Day 8: Me & Seeing Colour
Growing up I learnt that you were not suppose to see colour. That if my generation could learn to see everyone the same as me, as each a part of the human race, that would end racism. I truly believed that, and because of that I didn’t notice things like all of my friends at university were white or that there was only one student of a visible minority in my entire department. Because I wasn’t paying attention to these things I couldn’t ask why. I don’t remember specifically when I became aware that just “not seeing colour” was not a good approach to ending racism. I am sure that that awareness came from the internet and being exposed to intersectional feminist writers, and writers of colour. As I began to do my own research into the subject and sharing what I found on social media I began to be seen as an intersectional feminist and activist although I was not active in my community like these writers were. I don’t think I consciously thought of using them to cultivate a brand, but that is definitely how it played out. Many of my white peers started to commend me on speaking up, so I started to believe that was the next best thing. If I could just speak on behalf of the voiceless then people in power would listen denying how I was speaking over them to retain my own power. I started following more and more feminist writers of colour “to learn from” but it ended up being to steal from as I was gaining social capital for sharing their ideas without doing the work.

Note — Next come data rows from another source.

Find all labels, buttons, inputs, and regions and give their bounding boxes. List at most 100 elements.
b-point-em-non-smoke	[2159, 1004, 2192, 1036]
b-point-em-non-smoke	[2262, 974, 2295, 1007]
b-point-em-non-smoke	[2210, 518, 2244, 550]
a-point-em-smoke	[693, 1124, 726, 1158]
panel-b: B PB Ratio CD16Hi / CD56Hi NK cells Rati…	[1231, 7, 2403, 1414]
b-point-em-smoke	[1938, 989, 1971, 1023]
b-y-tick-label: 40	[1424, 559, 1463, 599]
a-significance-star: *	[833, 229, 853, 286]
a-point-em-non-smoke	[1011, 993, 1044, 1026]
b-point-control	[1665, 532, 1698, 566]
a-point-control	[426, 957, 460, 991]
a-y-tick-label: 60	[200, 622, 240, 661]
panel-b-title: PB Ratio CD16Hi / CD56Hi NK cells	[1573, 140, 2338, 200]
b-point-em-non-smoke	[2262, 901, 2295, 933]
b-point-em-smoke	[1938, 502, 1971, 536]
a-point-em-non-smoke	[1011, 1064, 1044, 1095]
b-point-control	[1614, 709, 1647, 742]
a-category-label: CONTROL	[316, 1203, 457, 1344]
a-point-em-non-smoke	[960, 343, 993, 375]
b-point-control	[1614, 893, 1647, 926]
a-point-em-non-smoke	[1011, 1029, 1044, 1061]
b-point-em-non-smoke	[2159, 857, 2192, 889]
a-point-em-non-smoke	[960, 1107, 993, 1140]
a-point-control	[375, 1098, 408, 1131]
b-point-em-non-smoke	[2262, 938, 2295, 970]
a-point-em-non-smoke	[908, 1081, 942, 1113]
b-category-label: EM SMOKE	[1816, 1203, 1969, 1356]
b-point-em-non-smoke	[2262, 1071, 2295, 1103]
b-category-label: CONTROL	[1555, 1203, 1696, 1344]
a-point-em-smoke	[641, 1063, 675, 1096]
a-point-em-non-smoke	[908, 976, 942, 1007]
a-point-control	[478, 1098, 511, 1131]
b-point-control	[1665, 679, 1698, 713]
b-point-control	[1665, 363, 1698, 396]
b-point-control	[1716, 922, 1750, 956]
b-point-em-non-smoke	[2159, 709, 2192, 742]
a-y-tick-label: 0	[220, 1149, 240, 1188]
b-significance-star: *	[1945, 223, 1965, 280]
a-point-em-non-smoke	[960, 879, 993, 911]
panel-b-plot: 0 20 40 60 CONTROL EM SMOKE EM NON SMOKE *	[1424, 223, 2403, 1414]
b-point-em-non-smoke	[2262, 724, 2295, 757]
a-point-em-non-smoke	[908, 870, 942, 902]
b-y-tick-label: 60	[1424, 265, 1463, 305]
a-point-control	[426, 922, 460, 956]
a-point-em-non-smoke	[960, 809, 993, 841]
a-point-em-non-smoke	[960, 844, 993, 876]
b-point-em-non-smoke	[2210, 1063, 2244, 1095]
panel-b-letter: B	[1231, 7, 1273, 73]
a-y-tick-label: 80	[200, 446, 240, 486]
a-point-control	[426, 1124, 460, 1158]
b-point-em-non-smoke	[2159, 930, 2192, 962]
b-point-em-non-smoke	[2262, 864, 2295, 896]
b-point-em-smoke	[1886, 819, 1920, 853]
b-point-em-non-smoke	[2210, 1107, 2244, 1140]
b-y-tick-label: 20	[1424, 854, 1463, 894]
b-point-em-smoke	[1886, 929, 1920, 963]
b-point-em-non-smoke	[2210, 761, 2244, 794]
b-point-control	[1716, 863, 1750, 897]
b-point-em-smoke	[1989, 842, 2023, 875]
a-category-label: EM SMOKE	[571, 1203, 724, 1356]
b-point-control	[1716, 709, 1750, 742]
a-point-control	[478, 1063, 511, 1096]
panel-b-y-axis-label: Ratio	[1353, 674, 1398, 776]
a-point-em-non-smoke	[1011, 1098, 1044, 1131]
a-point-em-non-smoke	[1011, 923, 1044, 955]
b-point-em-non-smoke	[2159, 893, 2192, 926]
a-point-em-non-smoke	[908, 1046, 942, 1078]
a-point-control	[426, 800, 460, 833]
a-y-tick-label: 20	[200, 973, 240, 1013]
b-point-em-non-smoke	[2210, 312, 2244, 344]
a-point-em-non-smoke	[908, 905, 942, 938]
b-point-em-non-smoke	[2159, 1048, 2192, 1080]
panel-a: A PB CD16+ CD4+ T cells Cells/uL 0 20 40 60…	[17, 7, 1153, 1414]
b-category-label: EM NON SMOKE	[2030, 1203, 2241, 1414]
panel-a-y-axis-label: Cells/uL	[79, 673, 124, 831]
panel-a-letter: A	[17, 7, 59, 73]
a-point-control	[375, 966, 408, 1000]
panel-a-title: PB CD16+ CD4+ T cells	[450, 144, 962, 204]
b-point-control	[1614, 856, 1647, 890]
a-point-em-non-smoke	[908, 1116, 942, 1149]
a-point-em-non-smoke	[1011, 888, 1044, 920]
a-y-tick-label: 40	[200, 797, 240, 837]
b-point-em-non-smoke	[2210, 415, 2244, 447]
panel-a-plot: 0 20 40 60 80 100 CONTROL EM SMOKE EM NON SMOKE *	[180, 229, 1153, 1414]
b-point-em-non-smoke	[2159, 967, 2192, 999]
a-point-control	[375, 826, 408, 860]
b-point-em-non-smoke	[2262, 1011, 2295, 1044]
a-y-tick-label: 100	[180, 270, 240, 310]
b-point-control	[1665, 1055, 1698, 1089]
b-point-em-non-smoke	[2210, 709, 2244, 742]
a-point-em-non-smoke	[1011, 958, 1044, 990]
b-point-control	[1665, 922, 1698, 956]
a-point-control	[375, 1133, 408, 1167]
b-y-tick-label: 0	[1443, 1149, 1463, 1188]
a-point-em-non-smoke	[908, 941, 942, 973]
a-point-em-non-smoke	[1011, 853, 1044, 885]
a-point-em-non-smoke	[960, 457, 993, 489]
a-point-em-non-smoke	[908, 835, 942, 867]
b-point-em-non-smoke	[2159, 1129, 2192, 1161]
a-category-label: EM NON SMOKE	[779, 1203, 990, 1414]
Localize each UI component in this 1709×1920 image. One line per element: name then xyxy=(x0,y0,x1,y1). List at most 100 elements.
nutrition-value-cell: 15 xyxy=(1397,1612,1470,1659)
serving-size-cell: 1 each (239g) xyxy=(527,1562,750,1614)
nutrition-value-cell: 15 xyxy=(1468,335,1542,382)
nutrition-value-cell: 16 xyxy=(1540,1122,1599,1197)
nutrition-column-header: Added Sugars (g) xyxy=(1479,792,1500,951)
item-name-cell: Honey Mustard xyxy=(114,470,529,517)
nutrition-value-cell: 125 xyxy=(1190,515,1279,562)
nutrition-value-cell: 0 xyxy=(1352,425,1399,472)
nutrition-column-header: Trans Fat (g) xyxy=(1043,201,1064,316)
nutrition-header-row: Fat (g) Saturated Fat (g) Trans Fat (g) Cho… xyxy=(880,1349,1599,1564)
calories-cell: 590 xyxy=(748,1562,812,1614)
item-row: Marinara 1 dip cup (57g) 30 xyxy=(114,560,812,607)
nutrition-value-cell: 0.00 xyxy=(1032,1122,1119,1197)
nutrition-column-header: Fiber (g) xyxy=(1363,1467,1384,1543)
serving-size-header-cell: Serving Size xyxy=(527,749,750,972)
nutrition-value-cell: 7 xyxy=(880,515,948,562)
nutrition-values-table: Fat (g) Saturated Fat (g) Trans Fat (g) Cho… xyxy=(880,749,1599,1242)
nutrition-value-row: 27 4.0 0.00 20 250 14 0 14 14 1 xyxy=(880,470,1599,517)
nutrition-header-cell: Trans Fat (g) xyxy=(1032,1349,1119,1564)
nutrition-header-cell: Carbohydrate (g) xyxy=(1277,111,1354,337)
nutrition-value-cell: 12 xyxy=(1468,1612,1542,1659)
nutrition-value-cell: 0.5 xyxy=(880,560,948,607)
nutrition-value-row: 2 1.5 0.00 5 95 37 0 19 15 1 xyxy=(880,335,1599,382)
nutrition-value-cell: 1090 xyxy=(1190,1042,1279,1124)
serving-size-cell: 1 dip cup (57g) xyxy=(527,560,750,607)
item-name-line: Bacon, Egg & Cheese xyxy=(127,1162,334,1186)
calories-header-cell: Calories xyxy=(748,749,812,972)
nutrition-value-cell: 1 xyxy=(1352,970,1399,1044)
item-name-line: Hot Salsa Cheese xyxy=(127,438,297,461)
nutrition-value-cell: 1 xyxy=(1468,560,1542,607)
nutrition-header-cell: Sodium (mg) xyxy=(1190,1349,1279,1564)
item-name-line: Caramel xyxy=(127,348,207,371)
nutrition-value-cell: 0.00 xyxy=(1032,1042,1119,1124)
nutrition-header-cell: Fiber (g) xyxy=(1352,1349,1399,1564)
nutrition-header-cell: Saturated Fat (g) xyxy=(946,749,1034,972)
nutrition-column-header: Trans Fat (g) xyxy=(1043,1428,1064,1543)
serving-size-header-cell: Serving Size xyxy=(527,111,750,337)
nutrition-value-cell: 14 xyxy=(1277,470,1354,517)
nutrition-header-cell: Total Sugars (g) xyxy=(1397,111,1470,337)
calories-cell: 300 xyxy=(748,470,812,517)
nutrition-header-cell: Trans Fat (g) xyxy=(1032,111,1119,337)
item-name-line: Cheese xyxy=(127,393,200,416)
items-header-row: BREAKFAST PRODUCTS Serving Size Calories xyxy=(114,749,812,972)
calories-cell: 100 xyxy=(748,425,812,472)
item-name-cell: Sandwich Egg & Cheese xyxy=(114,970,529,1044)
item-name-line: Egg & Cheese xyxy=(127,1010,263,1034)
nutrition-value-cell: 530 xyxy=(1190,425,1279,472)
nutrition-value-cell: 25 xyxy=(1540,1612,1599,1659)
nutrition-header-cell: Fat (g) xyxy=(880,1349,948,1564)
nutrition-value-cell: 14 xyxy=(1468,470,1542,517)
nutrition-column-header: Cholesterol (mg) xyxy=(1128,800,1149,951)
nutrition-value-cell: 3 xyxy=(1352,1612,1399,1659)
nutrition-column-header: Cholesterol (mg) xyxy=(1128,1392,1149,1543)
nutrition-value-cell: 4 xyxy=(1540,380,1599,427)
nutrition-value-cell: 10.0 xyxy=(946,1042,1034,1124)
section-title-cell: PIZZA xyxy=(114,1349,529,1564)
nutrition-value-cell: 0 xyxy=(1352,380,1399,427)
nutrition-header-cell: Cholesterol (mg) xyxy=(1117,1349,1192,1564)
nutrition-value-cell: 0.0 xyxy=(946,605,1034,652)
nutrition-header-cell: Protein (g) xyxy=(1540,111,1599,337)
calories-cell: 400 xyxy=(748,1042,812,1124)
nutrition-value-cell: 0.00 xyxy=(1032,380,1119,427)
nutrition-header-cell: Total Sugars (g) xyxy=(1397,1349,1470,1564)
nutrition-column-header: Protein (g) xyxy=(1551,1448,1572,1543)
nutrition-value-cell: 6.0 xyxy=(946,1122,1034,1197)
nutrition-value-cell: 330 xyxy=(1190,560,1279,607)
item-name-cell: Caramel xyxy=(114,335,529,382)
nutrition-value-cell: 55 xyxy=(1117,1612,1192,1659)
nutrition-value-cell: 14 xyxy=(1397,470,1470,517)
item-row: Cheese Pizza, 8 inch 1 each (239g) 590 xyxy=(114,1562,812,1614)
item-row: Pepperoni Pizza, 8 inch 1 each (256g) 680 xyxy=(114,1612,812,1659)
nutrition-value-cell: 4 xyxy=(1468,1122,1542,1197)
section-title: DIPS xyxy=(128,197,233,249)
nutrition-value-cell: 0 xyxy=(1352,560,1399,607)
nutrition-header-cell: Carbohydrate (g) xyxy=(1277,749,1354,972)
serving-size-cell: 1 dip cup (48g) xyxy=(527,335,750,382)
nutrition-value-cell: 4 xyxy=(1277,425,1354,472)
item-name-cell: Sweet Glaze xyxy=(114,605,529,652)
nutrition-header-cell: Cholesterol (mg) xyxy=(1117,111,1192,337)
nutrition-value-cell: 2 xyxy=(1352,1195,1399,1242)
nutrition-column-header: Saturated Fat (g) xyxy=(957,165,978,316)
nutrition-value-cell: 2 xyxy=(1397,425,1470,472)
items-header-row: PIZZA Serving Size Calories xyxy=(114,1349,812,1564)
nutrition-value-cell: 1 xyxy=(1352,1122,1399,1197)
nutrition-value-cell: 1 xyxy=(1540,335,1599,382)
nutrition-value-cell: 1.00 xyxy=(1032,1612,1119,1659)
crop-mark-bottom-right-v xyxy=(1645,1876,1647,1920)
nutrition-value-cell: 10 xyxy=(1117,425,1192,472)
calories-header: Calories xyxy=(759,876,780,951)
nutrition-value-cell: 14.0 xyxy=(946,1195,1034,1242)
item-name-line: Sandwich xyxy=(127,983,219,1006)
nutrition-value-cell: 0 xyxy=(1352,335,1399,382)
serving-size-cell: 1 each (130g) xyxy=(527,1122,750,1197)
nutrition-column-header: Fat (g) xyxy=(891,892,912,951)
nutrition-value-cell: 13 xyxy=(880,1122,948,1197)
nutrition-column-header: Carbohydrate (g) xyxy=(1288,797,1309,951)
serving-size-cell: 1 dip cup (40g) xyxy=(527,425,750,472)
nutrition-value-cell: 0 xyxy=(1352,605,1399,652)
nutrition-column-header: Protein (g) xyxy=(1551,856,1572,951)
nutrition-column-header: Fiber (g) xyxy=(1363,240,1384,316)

Now when I reflect on what I have learnt about seeing colour I don’t feel like I have really done the work to unlearn my habit of hemoginization. I still mainly relate to my friends and aquaitances on ways that they are like me rather than ways they experience oppression that I won’t. In the midst of the Stanley trial I was regularly speaking to people that couldn’t see that the crime was racially motivated, and although I felt in my bones that this was wrong I still consistently lacked the words to explain it to them. I now can see that lacking the words is from failing to do my own work to be an informed advocate and unlearn my own racial bias. Bias towards white innocence. Bias towards trouble making Indians. Bias towards not seeing colour.